Soon after I was arrested, Ellie found the top of a condom wrapper in Spencer’s jean pocket while she was doing the laundry. It was such a textbook mistake, I was sure Spencer wanted to get caught cheating. He was desperate for Ellie to notice him for a moment instead of throwing all her energy and love at their daughter. When she confronted him, he didn’t deny any of it. She was stunned at first, but took a step back and then had the wisdom to see that his affair was merely the symptom that brought the diagnosis to light. The marriage had been sick and deteriorating for a while now, and they both had contributed to the illness.
So Ellie, like me, wanted to get out of her established life and start over somewhere entirely new. She told Spencer she hoped to leave New York and take Molly. He could see her summers and holidays and any other time he wanted to visit. What he wanted was to make this divorce as easy and happy as possible for her and Molly, so he supported her out-of-state move.
After much debate, Ellie and I decided on Los Angeles.
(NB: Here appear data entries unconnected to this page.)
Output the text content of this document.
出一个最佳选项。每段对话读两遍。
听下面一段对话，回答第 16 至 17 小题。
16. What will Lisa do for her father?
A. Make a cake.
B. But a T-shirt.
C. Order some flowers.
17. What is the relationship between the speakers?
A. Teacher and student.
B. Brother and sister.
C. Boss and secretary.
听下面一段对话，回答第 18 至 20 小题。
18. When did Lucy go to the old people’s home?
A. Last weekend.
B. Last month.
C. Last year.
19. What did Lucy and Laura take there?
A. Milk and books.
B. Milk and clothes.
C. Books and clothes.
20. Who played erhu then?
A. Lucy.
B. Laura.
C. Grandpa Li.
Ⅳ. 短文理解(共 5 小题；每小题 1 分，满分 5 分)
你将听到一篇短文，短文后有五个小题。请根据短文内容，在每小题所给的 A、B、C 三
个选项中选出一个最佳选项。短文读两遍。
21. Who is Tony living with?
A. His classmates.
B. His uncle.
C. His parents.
It was similar enough to Miami that I felt I could be happy there. And it was different enough from New York City that Ellie felt she could also be happy there.
My parents helped me put the house, and Jason’s condo, on the market. They helped me pack up my clothes, and my grandmother’s clocks, and my favorite coffee mugs. And they promised to come visit all the time. My leaving would be a good excuse to get them out of their usual routine. Especially since Miami had been no picnic for them the past year either. They had a few people who had stood by them, but the masses dubbed them the Purple Widow Parents.
Within a couple weeks the only thing that remained unpacked was Mr. Cat. The movers loaded all my memories and boxes into the van, and I had hope that maybe one day I could learn to love another city as much as I loved Miami. And maybe one day I could even learn to fall in love with another man, and then eventually excitedly fill half a closet with his belongings, and grow so comfortable with him that in time I would start to daydream about him dying and the closet being gloriously half empty again. Because it is only when one feels truly stable and content that those daydreams are even possible.
CHAPTER 52
LOLLIPOP
I received a package in the mail that had no return address. My new name and temporary West Coast address were written in clear block letters. I opened it, nervous. Almost no one knew where to find me. Inside the package, wrapped in lavender tissue paper, was one sour apple Blow Pop. This was Jesula’s favorite flavor. I knew this because when I went into the Kremlin bathroom for the very first time, I bought a sour apple Blow Pop from Jesula’s basket of goodies. In half Creole, half English, she told me that sour apple was also her favorite flavor.
What she didn’t expect to then happen was that I bought a second sour apple for full asking price and handed it to her. We clinked the lollipops together like a cheers with wineglasses. She often told me this moment stayed with her forever. Because it was the first moment she felt seen by a stranger, when she was so used to being invisible.